Behandeling Europese voorstellen in Eerste en Tweede Kamer
Voorstellen van de Europese Commissie i worden op twee verschillende momenten in het wetgevingsproces door de Tweede en Eerste Kamer behandeld. Bij publicatie van nieuwe wetsvoorstellen mogen nationale parlementen hun oordeel geven of het Europese niveau wel het meest geschikte niveau is voor een dergelijke maatregel (subsidiariteit i). Daarna wordt het parlement betrokken bij de nationale behandeling van een voorstel.

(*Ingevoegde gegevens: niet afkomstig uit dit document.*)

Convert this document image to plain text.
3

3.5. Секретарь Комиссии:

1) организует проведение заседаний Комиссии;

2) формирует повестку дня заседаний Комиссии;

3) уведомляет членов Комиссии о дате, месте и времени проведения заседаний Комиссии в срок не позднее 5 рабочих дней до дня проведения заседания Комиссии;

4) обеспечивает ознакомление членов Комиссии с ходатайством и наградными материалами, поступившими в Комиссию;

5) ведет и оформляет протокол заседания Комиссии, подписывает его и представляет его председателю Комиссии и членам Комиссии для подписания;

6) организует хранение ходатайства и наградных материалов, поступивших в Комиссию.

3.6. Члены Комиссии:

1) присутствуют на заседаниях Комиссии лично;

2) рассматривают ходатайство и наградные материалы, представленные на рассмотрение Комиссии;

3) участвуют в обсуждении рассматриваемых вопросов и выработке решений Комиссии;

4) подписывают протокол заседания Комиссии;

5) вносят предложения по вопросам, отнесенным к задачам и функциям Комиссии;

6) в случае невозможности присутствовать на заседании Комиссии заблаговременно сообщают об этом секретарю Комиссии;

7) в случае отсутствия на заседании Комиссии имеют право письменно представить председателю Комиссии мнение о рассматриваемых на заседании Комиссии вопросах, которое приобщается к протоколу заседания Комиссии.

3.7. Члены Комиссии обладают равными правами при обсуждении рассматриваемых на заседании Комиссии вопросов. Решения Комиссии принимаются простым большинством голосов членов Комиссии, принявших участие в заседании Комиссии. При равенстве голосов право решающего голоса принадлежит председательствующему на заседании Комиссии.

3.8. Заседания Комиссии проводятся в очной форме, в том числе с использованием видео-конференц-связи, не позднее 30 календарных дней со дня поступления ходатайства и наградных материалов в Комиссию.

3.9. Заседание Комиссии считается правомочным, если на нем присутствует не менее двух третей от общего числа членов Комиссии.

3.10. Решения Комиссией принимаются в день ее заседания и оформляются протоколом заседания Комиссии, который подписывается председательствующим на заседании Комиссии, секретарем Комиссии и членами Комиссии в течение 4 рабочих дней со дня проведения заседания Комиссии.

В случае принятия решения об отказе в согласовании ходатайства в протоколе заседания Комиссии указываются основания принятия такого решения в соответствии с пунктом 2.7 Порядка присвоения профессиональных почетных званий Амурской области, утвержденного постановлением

De regering heeft daarin het voortouw, en de Kamer spreekt zich eventueel uit over het standpunt dat de regering in de onderhandelingen over een voorstel in Europa moet innemen.
Inhoudsopgave van deze pagina:
De Europese Commissie stuurt ieder wetgevend voorstel naar de parlementen van de lidstaten, die een oordeel mogen geven of het onderwerp wel of niet Europees geregeld moet worden, of op een lager niveau in de lidstaten zelf. De Tweede en Eerste Kamer mogen ieder afzonderlijk aangeven of ze bezwaren hebben tegen het voorstel. Bezwaren moeten binnen acht weken na ontvangst van een wetsvoorstel worden opgestuurd.
Indien een derde van alle parlementen van de lidstaten (ieder land heeft 2 stemmen, in Nederland hebben de Tweede en Eerste Kamer beide één stem) bezwaar maakt dan kan de Commissie een voorstel alsnog doorzetten maar moet zij een uitgebreide onderbouwing opstellen waarom Europese maatregelen nodig zouden zijn. Er wordt dan gesproken over een gele kaart i. Indien de helft of meer van alle parlementen een bezwaar maakt moet de Commissie het voorstel heroverwegen. Er wordt dan gesproken van een oranje kaart i.
De regering is in eerste instantie verantwoordelijk voor de behandeling van Europese voorstellen in Nederland, en voor het voeren van onderhandelingen over wetgeving in de EU met andere lidstaten en het Europees Parlement. De regering stelt voor ieder voorstel een BNC-fiche i op. Het parlement krijgt alle BNC-fiches en besluit zelf welke voorstellen het met de regering wil bespreken.
Tweede Kamer
De BNC-fiches worden in de vakcommissies i van de Tweede Kamer behandeld. De vakcommissies geven zelf aan welke BNC-fiches besproken moeten worden, en welke ter kennisgeving kunnen worden aangenomen.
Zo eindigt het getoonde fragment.